Taxpayers could face billions in additional costs for new detention centers and border agents. The Homeland Security agency’s budget calls for $2.2 billion to pay for 31,000 detention center beds, which Politico reported could ramp up to annual costs of $10 billion, thanks to Mr. Trump’s orders. The additional border agents may require an extra $900 million in spending, it estimated. 

Notably, Mr. Trump’s plan to ramp up immigration enforcement comes at a time when fewer unauthorized immigrants are in the labor force than in 2008, according to the Pew Research Center’s analysis of Census Bureau data. 

Mexicans, who have drawn the brunt of Mr. Trump’s criticisms, represent a shrinking number of unauthorized immigrants, declining from almost 7 million in 2007 to 5.9 million in 2014, Pew’s analysis found. On the other hand, illegal immigration from Asia has been climbing in recent years.  

More Mexican immigrants leaving U.S. than arriving

Despite Mr. Trump’s campaign promise to build a wall, Americans largely aren’t in favor of its construction, with Pew finding that only 39 percent viewed it as a “very” or “somewhat” important goal. By comparison, 72 percent of Americans say they want the government to allow people who arrived in the country illegally as children to remain able to stay, while almost two-thirds want to see most unauthorized immigrants be able to stay here legally, Pew found. 

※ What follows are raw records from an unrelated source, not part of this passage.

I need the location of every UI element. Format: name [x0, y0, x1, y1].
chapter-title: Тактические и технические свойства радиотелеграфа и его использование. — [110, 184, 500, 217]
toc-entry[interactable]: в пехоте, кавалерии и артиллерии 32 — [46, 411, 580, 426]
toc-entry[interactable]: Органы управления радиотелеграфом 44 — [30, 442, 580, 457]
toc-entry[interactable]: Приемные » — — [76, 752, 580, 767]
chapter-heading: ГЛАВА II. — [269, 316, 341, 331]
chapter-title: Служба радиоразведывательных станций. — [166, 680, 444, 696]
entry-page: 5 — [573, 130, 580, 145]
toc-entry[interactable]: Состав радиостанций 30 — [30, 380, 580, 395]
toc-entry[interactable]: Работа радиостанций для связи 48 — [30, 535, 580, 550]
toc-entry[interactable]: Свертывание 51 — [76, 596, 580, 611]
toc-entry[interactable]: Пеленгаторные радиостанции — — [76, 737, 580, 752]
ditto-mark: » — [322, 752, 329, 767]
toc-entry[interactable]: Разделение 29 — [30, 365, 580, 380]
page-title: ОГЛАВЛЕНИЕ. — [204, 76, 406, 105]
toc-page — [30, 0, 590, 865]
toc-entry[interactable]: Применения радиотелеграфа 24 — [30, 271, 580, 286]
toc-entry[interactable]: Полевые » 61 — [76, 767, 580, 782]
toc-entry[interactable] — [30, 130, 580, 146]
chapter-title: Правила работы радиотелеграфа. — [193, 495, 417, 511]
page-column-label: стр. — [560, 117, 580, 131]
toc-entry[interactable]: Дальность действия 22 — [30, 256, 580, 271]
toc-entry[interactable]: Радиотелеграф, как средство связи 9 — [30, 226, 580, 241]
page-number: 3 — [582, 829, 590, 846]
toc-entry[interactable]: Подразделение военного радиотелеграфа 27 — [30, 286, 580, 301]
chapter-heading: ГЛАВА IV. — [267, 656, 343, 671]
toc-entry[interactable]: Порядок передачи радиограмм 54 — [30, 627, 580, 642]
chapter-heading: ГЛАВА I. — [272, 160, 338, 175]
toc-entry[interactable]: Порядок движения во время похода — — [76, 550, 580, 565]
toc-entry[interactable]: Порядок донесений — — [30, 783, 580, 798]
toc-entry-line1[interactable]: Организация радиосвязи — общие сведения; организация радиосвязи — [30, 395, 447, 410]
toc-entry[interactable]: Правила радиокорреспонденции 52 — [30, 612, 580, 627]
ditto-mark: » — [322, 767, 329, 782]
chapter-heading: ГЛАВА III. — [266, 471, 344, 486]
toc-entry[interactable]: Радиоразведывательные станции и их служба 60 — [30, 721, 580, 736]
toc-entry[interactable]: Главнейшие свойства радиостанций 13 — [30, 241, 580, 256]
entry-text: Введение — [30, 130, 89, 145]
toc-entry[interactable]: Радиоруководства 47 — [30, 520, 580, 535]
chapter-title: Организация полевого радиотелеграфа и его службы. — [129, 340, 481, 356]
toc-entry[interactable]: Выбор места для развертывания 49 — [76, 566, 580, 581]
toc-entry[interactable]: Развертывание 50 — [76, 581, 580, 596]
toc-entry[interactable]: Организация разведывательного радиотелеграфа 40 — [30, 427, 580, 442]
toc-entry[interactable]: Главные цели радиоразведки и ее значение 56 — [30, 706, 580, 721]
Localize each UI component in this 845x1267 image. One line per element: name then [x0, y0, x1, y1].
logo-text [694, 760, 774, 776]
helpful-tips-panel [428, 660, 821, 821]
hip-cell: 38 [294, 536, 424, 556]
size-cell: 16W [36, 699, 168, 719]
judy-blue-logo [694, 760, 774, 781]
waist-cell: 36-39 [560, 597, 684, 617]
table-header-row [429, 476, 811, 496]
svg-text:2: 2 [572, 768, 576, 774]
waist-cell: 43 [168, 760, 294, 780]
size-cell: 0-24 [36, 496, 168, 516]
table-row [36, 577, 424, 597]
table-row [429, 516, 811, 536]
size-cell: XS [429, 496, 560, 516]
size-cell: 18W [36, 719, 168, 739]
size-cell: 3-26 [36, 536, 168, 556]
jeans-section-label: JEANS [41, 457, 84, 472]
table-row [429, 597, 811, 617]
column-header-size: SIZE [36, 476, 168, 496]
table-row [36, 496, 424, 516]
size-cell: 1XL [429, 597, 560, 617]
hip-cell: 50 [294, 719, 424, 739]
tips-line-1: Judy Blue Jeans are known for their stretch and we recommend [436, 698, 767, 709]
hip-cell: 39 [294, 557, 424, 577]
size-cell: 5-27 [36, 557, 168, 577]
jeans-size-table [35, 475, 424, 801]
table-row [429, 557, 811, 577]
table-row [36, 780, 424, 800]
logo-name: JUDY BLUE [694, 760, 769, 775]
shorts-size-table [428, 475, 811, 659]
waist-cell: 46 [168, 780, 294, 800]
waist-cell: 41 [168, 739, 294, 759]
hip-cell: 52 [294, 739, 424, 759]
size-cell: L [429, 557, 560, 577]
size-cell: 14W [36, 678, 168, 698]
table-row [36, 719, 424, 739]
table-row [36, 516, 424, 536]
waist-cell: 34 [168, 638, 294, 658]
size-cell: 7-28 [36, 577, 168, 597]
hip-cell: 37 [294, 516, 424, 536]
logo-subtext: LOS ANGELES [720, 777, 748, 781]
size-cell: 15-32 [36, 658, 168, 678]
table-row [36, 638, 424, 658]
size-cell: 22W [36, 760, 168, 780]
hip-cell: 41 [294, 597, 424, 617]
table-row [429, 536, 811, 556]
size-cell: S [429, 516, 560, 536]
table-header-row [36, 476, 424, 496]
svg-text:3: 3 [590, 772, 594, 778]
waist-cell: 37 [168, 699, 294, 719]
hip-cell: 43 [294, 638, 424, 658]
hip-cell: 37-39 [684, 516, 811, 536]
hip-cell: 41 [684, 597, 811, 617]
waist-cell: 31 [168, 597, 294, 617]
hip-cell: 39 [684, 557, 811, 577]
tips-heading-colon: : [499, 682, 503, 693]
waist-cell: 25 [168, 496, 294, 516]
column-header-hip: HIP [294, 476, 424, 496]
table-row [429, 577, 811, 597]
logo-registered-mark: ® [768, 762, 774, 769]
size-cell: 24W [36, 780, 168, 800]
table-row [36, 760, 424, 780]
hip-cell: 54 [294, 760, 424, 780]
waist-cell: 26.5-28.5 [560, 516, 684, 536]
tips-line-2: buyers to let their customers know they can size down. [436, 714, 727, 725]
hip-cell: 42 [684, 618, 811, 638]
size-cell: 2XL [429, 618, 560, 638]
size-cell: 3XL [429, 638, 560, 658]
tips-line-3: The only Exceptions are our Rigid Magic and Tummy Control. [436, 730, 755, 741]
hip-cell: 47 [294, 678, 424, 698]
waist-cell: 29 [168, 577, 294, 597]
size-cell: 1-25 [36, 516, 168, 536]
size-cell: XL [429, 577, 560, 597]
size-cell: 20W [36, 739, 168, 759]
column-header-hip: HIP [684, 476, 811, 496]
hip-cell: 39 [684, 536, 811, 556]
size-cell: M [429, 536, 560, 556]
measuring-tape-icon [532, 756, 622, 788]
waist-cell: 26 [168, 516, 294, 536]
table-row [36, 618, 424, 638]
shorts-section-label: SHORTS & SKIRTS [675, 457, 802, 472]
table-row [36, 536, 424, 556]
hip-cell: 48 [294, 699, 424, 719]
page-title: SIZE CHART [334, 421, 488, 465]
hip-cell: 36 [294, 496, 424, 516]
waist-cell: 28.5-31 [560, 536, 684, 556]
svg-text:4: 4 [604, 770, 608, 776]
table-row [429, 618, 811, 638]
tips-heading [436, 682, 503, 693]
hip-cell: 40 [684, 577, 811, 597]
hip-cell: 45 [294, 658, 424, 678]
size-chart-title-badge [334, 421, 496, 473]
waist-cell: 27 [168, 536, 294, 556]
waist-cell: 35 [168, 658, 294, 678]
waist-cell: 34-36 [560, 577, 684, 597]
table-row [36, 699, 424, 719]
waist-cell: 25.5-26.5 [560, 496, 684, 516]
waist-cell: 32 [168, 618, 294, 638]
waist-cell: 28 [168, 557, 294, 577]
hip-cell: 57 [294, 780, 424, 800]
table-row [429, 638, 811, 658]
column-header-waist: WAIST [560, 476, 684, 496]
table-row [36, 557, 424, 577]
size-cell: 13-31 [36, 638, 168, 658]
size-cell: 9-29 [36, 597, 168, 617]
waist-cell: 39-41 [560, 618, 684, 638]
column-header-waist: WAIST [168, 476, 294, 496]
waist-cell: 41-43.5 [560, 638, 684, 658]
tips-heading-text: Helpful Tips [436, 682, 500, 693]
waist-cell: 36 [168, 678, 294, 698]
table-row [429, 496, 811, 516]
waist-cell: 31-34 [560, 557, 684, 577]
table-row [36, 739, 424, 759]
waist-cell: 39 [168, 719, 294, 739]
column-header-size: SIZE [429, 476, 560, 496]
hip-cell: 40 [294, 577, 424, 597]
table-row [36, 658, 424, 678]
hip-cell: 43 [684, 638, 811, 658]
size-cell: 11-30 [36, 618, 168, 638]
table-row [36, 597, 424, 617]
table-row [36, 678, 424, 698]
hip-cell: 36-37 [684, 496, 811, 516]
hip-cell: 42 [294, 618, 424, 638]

“Immigrants, regardless of their status, overwhelmingly pay taxes and contribute to Social Security,” Moussavian said. “They are on the whole givers and investors in our community and in our economy, despite often receiving little in return.”

Despite Mr. Trump’s rhetoric that Mexican immigrants “have lots of problems” including criminal inclinations, research has shown that immigrants overall are less likely to commit crimes than native born Americans. Deporting or detaining millions of unauthorized immigrants also could hurt the U.S. economy, with economists estimating that undocumented workers contribute about $5 trillion in gross domestic product over a decade. 

“We’ve recently made strides -- that are bipartisan -- of moving away from mandatory sentencing and that realizing our country has suffered greatly economically by virtue of over-reliance on incarceration, and it hasn’t resulted in positive results,” Moussavian said. “Those lessons are being ignored in immigration.”